On Tuesdays and Thursdays, Ted and I both had last period free, and we spent it in the back of his Rover at Echo Bridge, Belknap’s answer to Inspiration Point. Once part of an aqueduct that carried water from Lake Cochichewick in North Andover into one of the reservoirs that ring Boston, the bridge was partially hidden in the woods and consisted of a series of small brick and stone arches on the sloping banks, with a single large arch leaping the Souhegan River. On one side of it was Aqueduct Park, in a neighborhood of large Tudor-style houses, but coming from school, we took a small dirt road that turned off Riverview Street and ran past a few small, shabby houses, coming to a dead end in a patch of woods. A narrow footpath lead through the trees down to the bridge, with a series of stone steps descending from the top to a wooden platform below, where you could yell whatever you wanted and hear the eponymous echo. Upstream, the river was calm and flat as a mirror, but downstream the river cut through Polk’s Gorge and ran rough and white for maybe a quarter mile before calming again, eventually merging with the Charles River downstream in Newton. I liked the bridge, which wore moss like shreds of a green velvet gown and was covered with spray-painted proclamations of love and hate and prid
e, but Ted and I tended to stay in the car when we went there. With the backseat laid flat, there was plenty of room to stretch out, and parked down by the woods, it was fairly private.
It was just over a week after Hugh raped me, and I was keeping all my clothes on. Ted and I had been sleeping together for months, but I was afraid that if he saw me naked, he’d know everything, as if my skin was covered with Hugh’s fingerprints. But in the back of the car, wrapped in Ted’s thick, sinewy arms, listening to his heartbeat through his shirt, it felt like no one would ever hurt me again. Unfortunately, Ted was confused by my newfound chastity.
“Court,” he asked. “What’s going on with you?”

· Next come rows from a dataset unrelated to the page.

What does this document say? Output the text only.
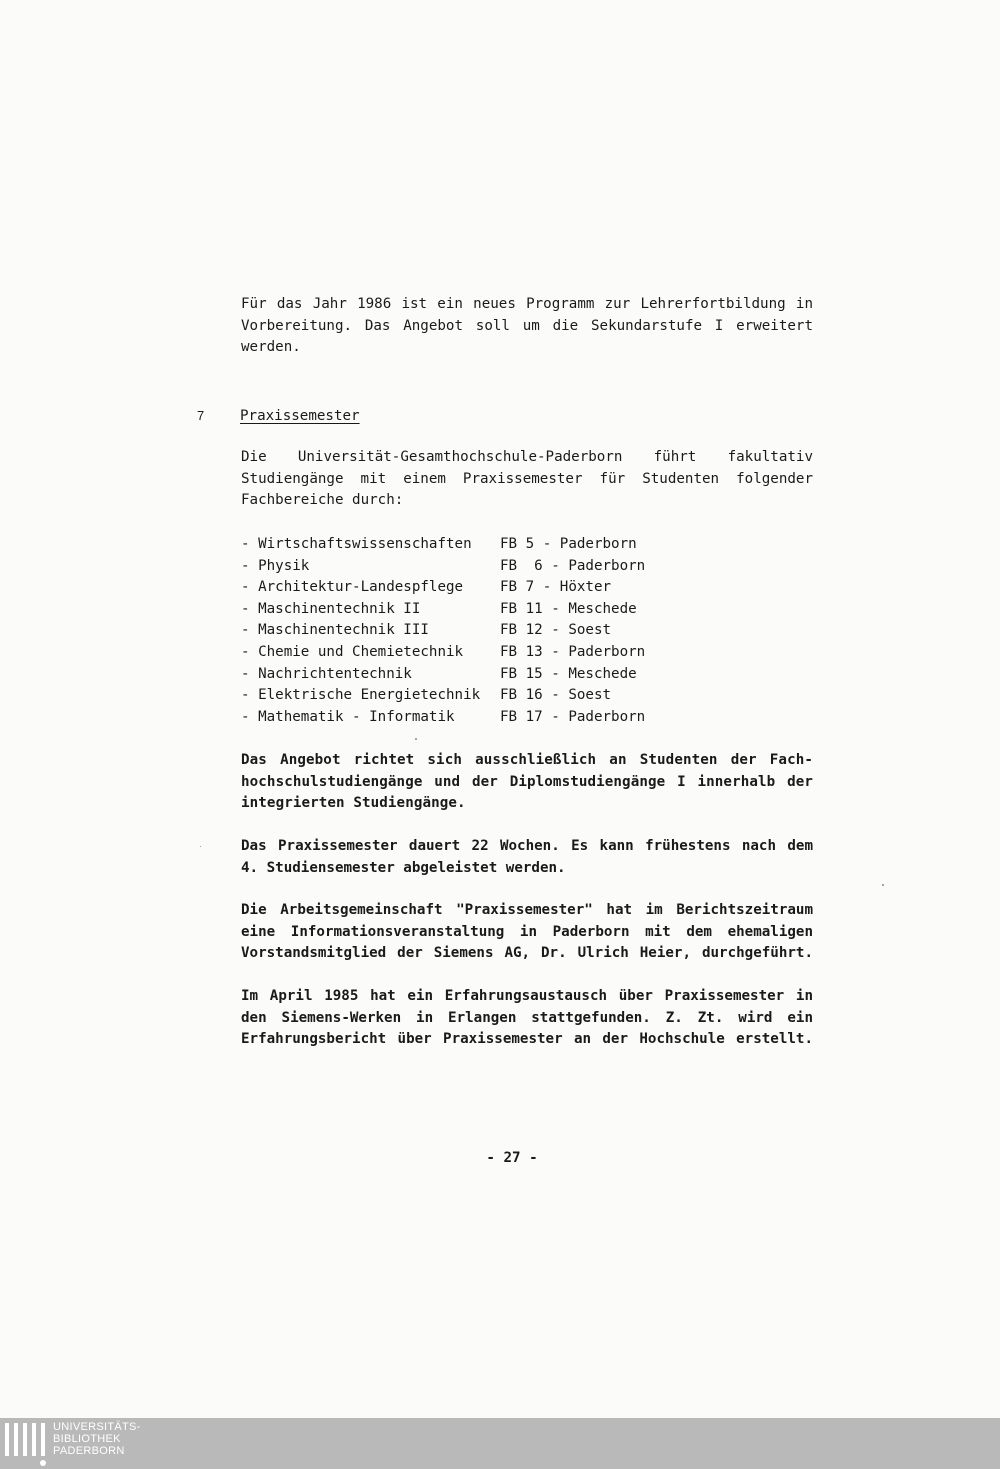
Für das Jahr 1986 ist ein neues Programm zur Lehrerfortbildung in
Vorbereitung. Das Angebot soll um die Sekundarstufe I erweitert
werden.
7	Praxissemester
Die Universität-Gesamthochschule-Paderborn führt fakultativ
Studiengänge mit einem Praxissemester für Studenten folgender
Fachbereiche durch:
- Wirtschaftswissenschaften FB 5 - Paderborn
- Physik	FB  6 - Paderborn
- Architektur-Landespflege	FB 7 - Höxter
- Maschinentechnik II	FB 11 - Meschede
- Maschinentechnik III	FB 12 - Soest
- Chemie und Chemietechnik	FB 13 - Paderborn
- Nachrichtentechnik	FB 15 - Meschede
- Elektrische Energietechnik FB 16 - Soest
- Mathematik - Informatik	FB 17 - Paderborn
Das Angebot richtet sich ausschließlich an Studenten der Fach-
hochschulstudiengänge und der Diplomstudiengänge I innerhalb der
integrierten Studiengänge.
Das Praxissemester dauert 22 Wochen. Es kann frühestens nach dem
4. Studiensemester abgeleistet werden.
Die Arbeitsgemeinschaft "Praxissemester" hat im Berichtszeitraum
eine Informationsveranstaltung in Paderborn mit dem ehemaligen
Vorstandsmitglied der Siemens AG, Dr. Ulrich Heier, durchgeführt.
Im April 1985 hat ein Erfahrungsaustausch über Praxissemester in
den Siemens-Werken in Erlangen stattgefunden. Z. Zt. wird ein
Erfahrungsbericht über Praxissemester an der Hochschule erstellt.
- 27 -
UNIVERSITÄTS-
BIBLIOTHEK
PADERBORN
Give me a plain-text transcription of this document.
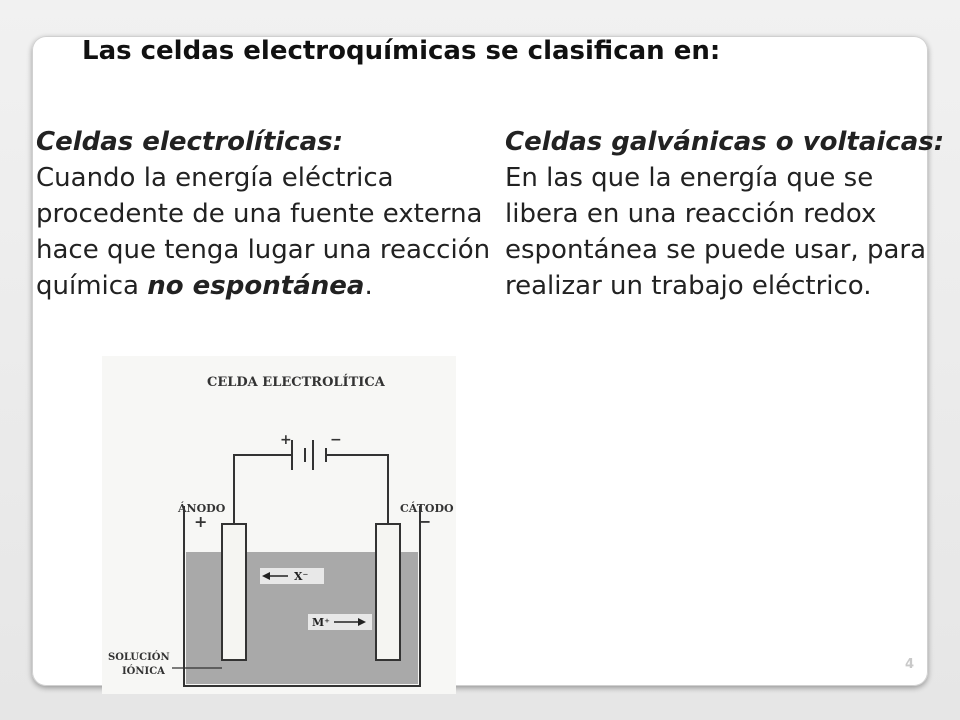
Las celdas electroquímicas se clasifican en:
Celdas electrolíticas:
Cuando la energía eléctrica procedente de una fuente externa hace que tenga lugar una reacción química no espontánea.
Celdas galvánicas o voltaicas:
En las que la energía que se libera en una reacción redox espontánea se puede usar, para realizar un trabajo eléctrico.
CELDA ELECTROLÍTICA
+	−
ÁNODO
+
CÁTODO
−
X⁻
M⁺
SOLUCIÓN
IÓNICA	4
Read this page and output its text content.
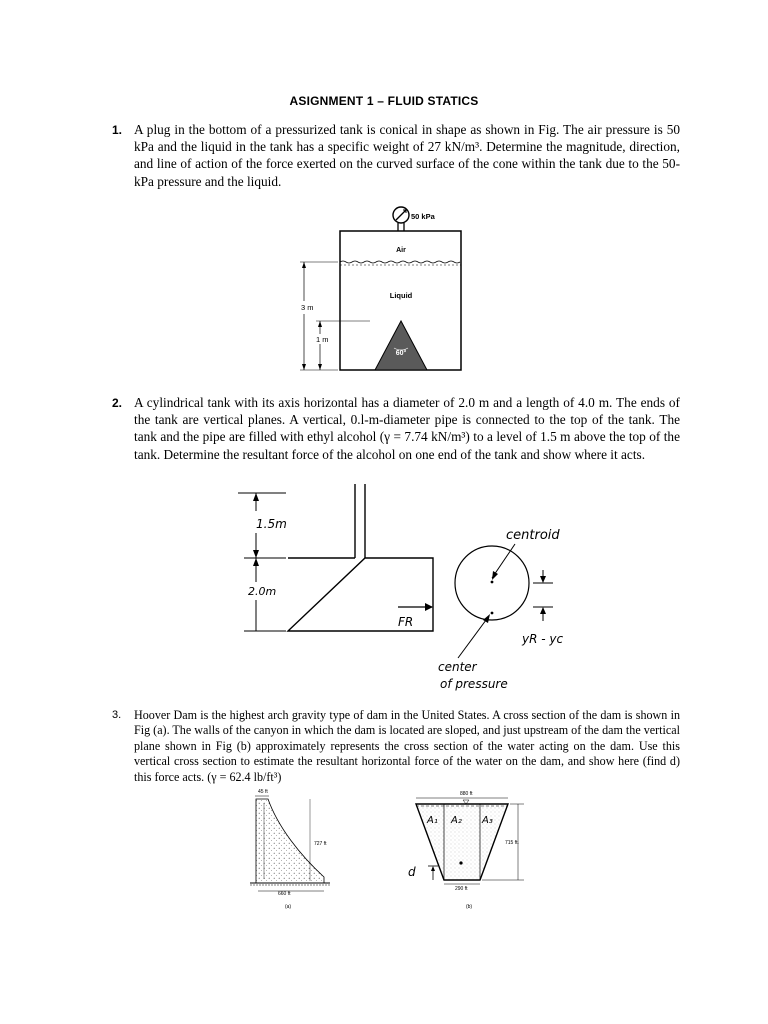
ASIGNMENT 1 – FLUID STATICS
1. A plug in the bottom of a pressurized tank is conical in shape as shown in Fig. The air pressure is 50 kPa and the liquid in the tank has a specific weight of 27 kN/m³. Determine the magnitude, direction, and line of action of the force exerted on the curved surface of the cone within the tank due to the 50-kPa pressure and the liquid.
50 kPa
Air
Liquid
60°
3 m
1 m
2. A cylindrical tank with its axis horizontal has a diameter of 2.0 m and a length of 4.0 m. The ends of the tank are vertical planes. A vertical, 0.l-m-diameter pipe is connected to the top of the tank. The tank and the pipe are filled with ethyl alcohol (γ = 7.74 kN/m³) to a level of 1.5 m above the top of the tank. Determine the resultant force of the alcohol on one end of the tank and show where it acts.
FR
1.5m
2.0m
centroid
center
of pressure
yR - yc
3. Hoover Dam is the highest arch gravity type of dam in the United States. A cross section of the dam is shown in Fig (a). The walls of the canyon in which the dam is located are sloped, and just upstream of the dam the vertical plane shown in Fig (b) approximately represents the cross section of the water acting on the dam. Use this vertical cross section to estimate the resultant horizontal force of the water on the dam, and show here (find d) this force acts. (γ = 62.4 lb/ft³)
45 ft
727 ft
660 ft
(a)
880 ft
A₁ A₂ A₃
d
715 ft.
290 ft
(b)
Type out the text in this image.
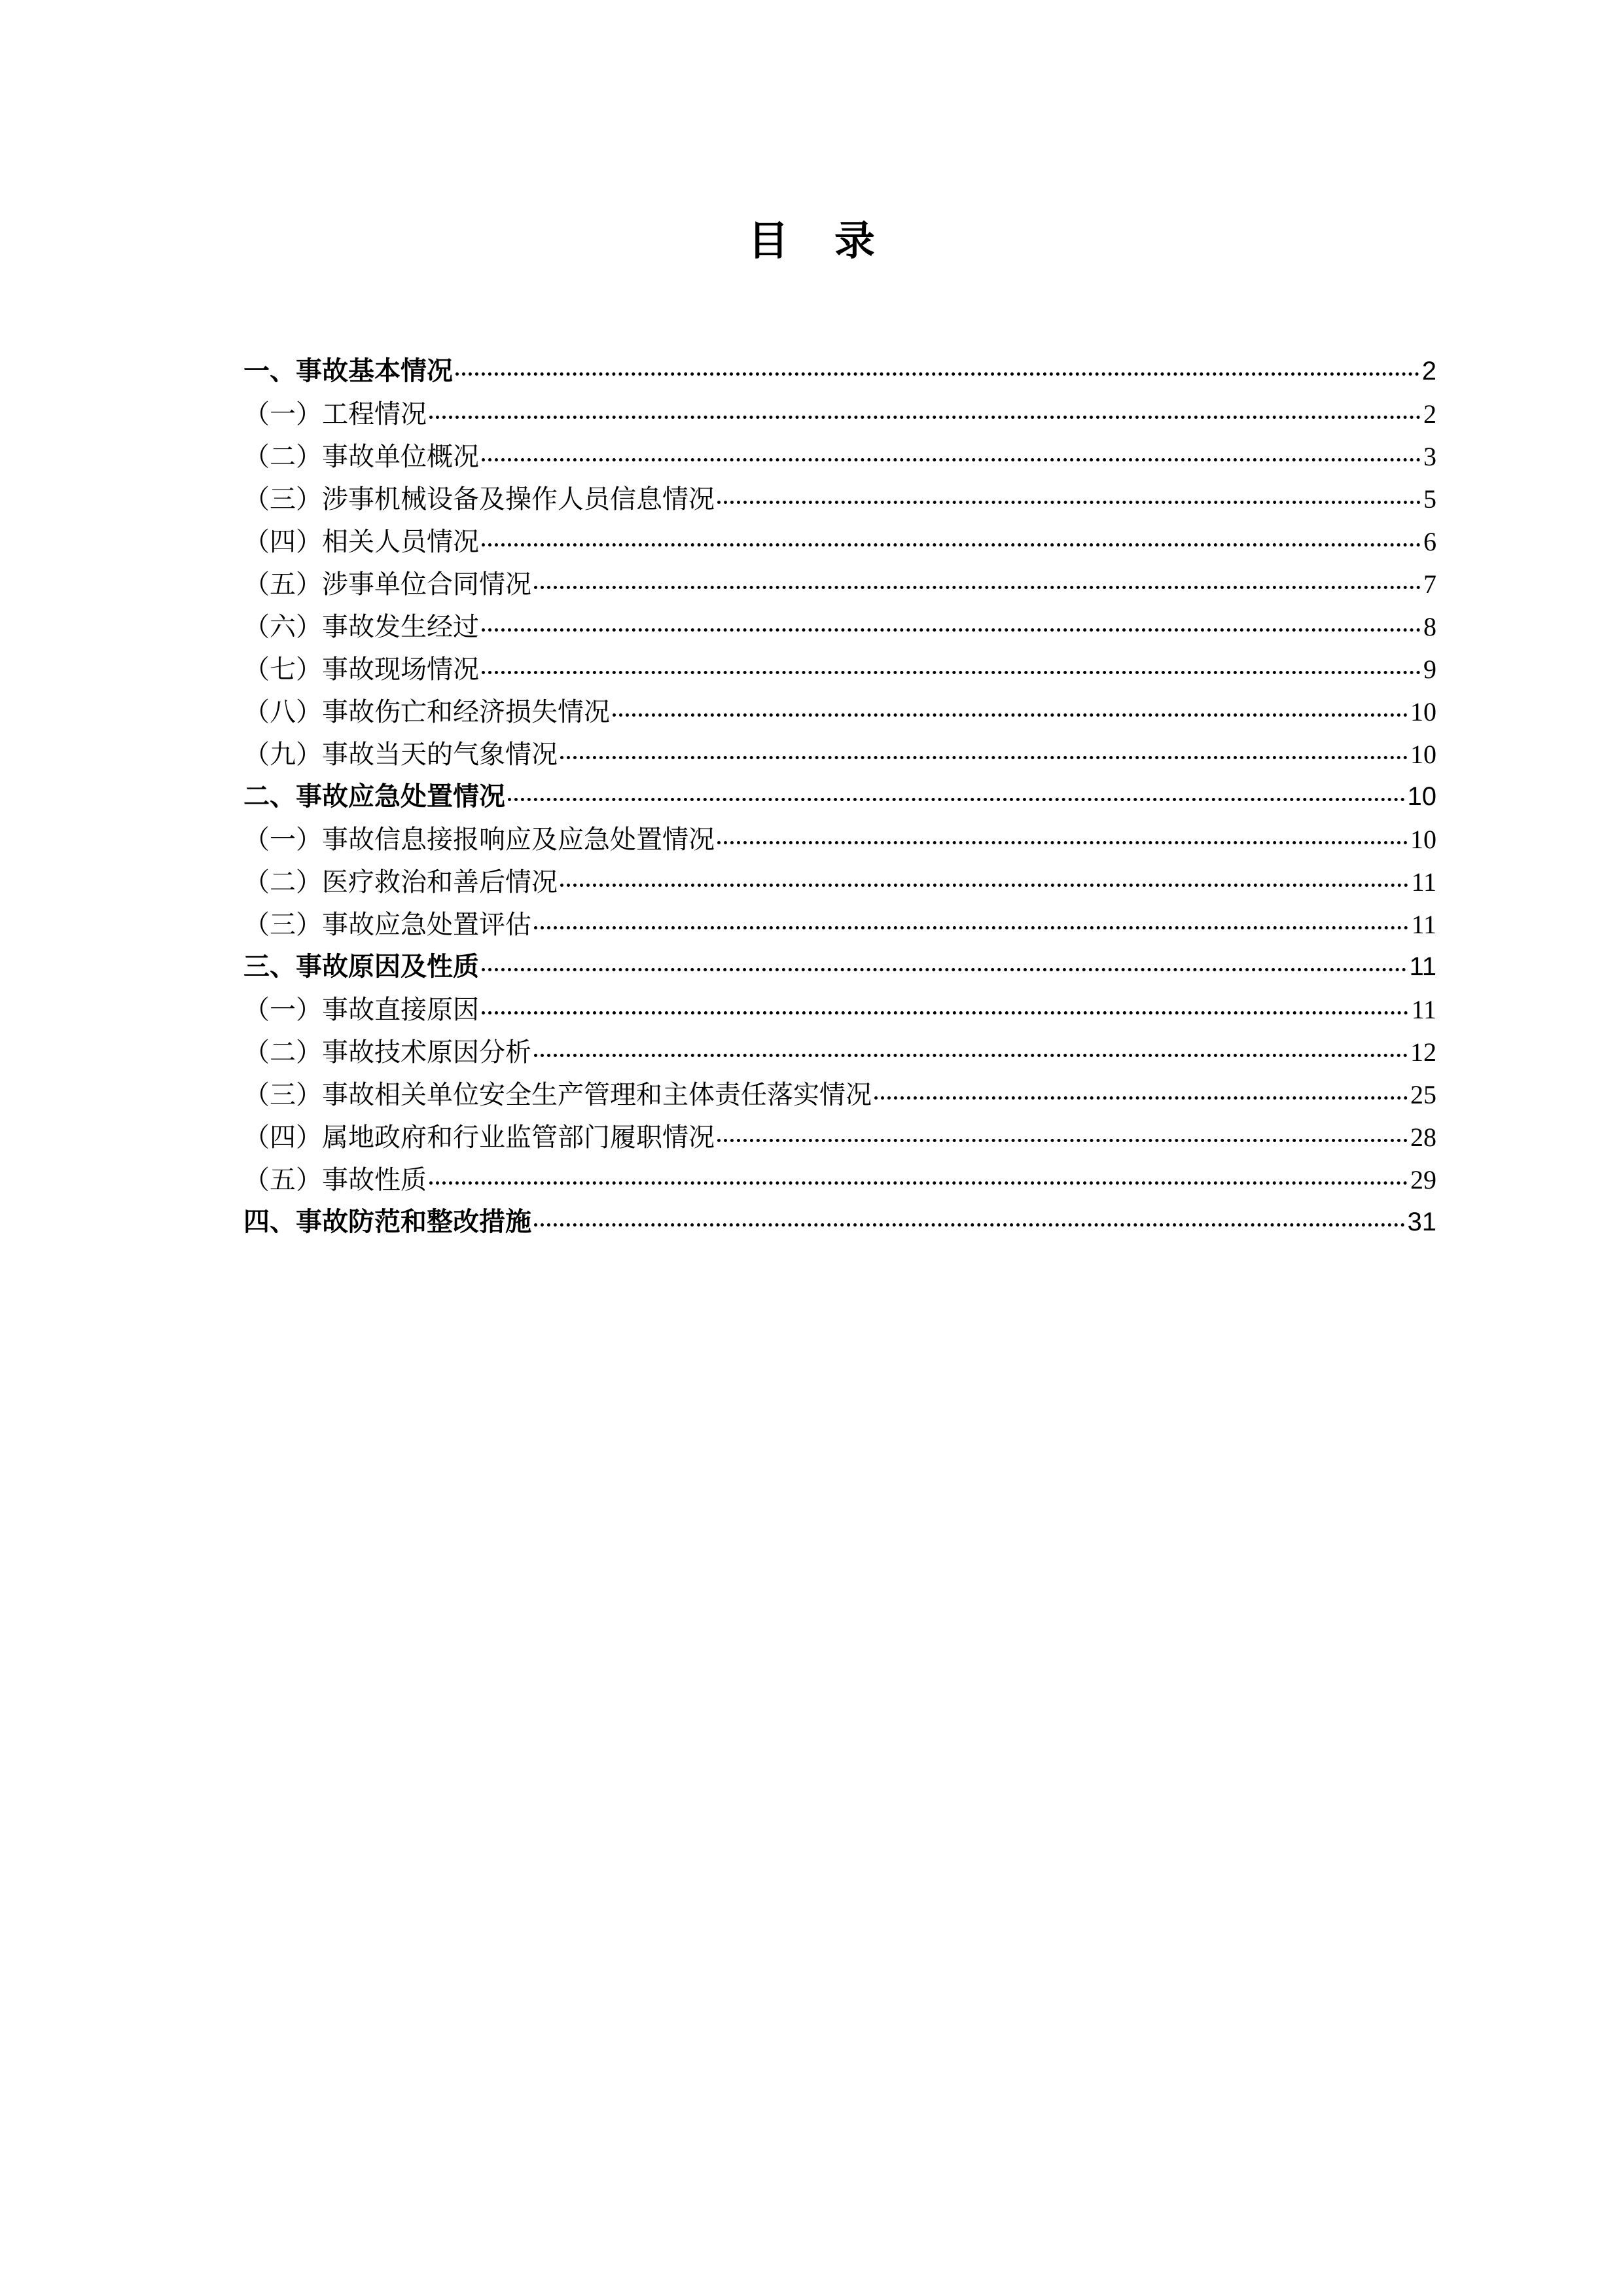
目录
一、事故基本情况	2
（一）工程情况	2
（二）事故单位概况	3
（三）涉事机械设备及操作人员信息情况	5
（四）相关人员情况	6
（五）涉事单位合同情况	7
（六）事故发生经过	8
（七）事故现场情况	9
（八）事故伤亡和经济损失情况	10
（九）事故当天的气象情况	10
二、事故应急处置情况	10
（一）事故信息接报响应及应急处置情况	10
（二）医疗救治和善后情况	11
（三）事故应急处置评估	11
三、事故原因及性质	11
（一）事故直接原因	11
（二）事故技术原因分析	12
（三）事故相关单位安全生产管理和主体责任落实情况	25
（四）属地政府和行业监管部门履职情况	28
（五）事故性质	29
四、事故防范和整改措施	31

I gazed into his eyes, which were a dappled green, like new leaves in the sun. He had a hand on my cheek and looked at me with concern. But I couldn’t bring myself to tell him about Hugh.
So instead I said, “You’re going to be late for soccer practice.”
Ted twisted around so he could see the clock on the dashboard. I lay back and admired his broad shoulders and the tendons in his neck while he craned over to check the time. I thought about his big fists pummeling Hugh’s face in. I thought, Tell him. But even now, I can’t say that if I had, it all would have turned out differently. I sat up and smoothed stray hairs back into my French twist.